GPU Scheduling in Kubernetes: Lessons from Running ML Workloads
Practical lessons from running GPU-heavy ML training and inference workloads on Kubernetes in production.
Context
We run a mix of training and inference workloads across a cluster with heterogeneous GPU types (A100s for training, T4s for inference). Kubernetes doesn’t make this easy out of the box.
The Setup
We use the NVIDIA device plugin with custom scheduling, node affinity rules, and priority classes to manage GPU allocation.
# Node labels for GPU type routing
apiVersion: v1
kind: Node
metadata:
labels:
gpu-type: a100
gpu-memory: "80Gi"
workload-class: training
Three Things That Bit Us
1. GPU memory fragmentation. A single pod requesting 1 GPU on an 8-GPU node can block scheduling for a pod that needs all 8. We solved this with bin-packing scheduling and dedicated training nodes.
2. Preemption cascades. High-priority inference pods evicting training jobs caused checkpoint corruption. We added graceful termination handlers and checkpoint-on-eviction logic.
3. Node scaling lag. GPU nodes take 5-7 minutes to become ready.
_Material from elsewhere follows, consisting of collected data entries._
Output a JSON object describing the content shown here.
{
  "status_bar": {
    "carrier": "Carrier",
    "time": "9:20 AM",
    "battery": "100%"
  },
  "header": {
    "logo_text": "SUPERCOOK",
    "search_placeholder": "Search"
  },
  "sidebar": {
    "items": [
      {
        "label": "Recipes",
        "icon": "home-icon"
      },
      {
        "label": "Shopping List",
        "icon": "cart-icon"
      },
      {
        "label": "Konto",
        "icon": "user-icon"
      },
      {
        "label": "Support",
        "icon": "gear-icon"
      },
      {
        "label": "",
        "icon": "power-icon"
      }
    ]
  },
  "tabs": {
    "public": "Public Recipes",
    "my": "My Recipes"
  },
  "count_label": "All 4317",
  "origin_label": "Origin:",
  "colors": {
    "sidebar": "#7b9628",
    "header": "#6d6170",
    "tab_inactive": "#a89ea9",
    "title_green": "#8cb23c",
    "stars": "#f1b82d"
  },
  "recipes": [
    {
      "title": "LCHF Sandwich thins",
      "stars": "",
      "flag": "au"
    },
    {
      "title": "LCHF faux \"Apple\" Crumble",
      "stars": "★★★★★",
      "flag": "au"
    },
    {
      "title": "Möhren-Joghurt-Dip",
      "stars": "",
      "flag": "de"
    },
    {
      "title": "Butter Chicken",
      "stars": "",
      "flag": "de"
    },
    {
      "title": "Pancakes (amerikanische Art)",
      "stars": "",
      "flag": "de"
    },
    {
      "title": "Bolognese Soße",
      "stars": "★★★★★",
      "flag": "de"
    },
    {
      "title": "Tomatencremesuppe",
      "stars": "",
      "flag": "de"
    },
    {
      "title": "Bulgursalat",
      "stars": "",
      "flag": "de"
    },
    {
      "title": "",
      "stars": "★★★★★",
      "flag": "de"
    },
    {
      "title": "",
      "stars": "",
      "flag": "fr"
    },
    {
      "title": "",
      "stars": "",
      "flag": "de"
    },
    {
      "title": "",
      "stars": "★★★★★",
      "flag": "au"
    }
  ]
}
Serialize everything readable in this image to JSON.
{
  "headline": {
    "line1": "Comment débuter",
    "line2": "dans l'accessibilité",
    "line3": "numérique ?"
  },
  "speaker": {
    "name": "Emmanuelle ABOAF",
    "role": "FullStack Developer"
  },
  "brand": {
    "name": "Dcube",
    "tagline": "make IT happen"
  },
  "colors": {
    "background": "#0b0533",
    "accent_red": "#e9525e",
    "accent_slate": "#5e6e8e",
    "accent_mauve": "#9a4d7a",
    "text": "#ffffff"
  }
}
We maintain a warm pool of 2 standby nodes to absorb burst traffic.
What Worked
- Separate node pools for training vs. inference
- Custom metrics-based HPA for inference (tokens/second, not CPU)
- Automated spot instance fallback for non-critical training jobs
Running ML on Kubernetes is doable, but you’ll fight the scheduler more than you’d like.